Reading “Malicroix” was a completely immersive experience; each time I picked up the book I was transported to the island in the Camargue to experience its landscape along with Martial (and it *is* a very dramatic landscape). The lyrical prose is almost hypnotic at times, and yet much is left elusive and unsaid which adds to the mystery of Martial’s story. The location itself is a powerful force in the narrative, dominating at times and almost taking on a personality of its own.

Had I not already entered the outline of a disturbing dream? Hanging by a frail thread at the center of the ravenous river, the boat seemed an improbable memory. Yet it was more than a dream, for my eyes had truly seen it, and in my sleeplessness I was tempted to interpret it as an emblem of a lonely thought—man on the water, awaiting night and death.

There’s a small supporting cast in “Malicroix”, but they’re beautifully drawn characters. Balandran and Brequillet, both initially wary of the incomer, warm to him as he comes to love the island and are loyal friends. A mysterious woman comes to Martial’s aid at a time of great distress, and may have more to do with the story of the Malicroix family than is immediately obvious. Even the dubious Uncle Rat is not as straightforward as he seems. And Martial’s family, initially portrayed as rather soft and bland, are revealed as good people, powerful in their own way and able support their errant family member; his return visit to them before a final trial is very moving.

She had not heard me approaching. Now, for the first time in my life, I could contemplate her at leisure, seeing her with new eyes, the eyes of another. For the stranger had followed me. The stranger was here—I was the stranger. Caught between these two natures that nevertheless interpenetrated one another, body and soul, I was reluctant to trouble the peace of this charming old woman who, while she waited for me, bent over her rose point lace, carefully stitching.

Looming over the book is the monumental, larger-than-life presence of the mysterious notary Domiols; his willpower is spelled out and it often seems that he will overwhelm Martial by sheer force of personality, compelling him to leave the island. However, the latter discovers that his Megremut blood gives him hidden strength in his patience and his ability to copy with isolation. Whether it gives him enough strength to cope with facing his ultimate fear – the chaos and disorder of the river – is something you’ll have to read the book to find out.

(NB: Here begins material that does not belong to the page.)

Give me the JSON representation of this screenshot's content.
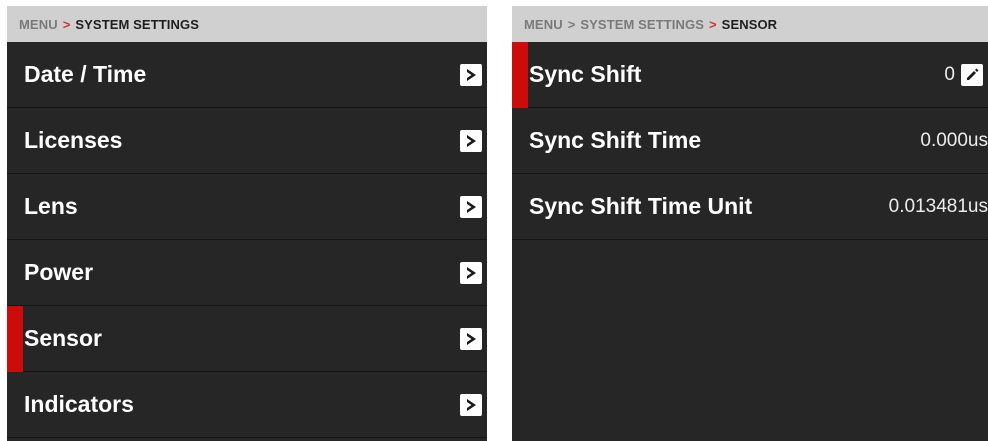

Henri Bosco [Souricette-du-13 / CC BY-SA (https://creativecommons.org/licenses/by-sa/4.0)%5D

As you might guess, I absolutely loved this book. It’s unlike anything else I’ve read, really (though the nearest comparisons I can think of are The Marble Cliffs and The Other Side, also both from Twentieth Century European authors). I grew extremely fond of Martial, Balandran and Brequillet in particular, and had some bad moments about the fate of all of them! And I can understand the fuss that’s been made about this book, because it really is something special. Beautifully written, totally absorbing, emotionally affecting and quite haunting, “Malicroix” is a book to get under your skin and into your soul.

*****

I feel I should say a special word of thanks to translator Joyce Zozana for her work on bringing Malicroix to us. From what I understand, she first encountered the book back in the 1970s when it was praised in another work she was reading – Gaston Bachelard’s “The Poetics of Space”, which oddly enough has been lurking on my TBR for a few months. Now there’s synchronicity… Anyway, apparently Joyce was inspired enough to want to start translating it at the time, but then life got in the way. Fortunately for us, she was able to return to the book in the 2010s and we now have the chance to read Bosco’s electrifying work. Thank you so much Joyce!

(Many thanks to NYRB for allowing Damian Stuber to kindly pass on the e-reading copy to me – much appreciated!)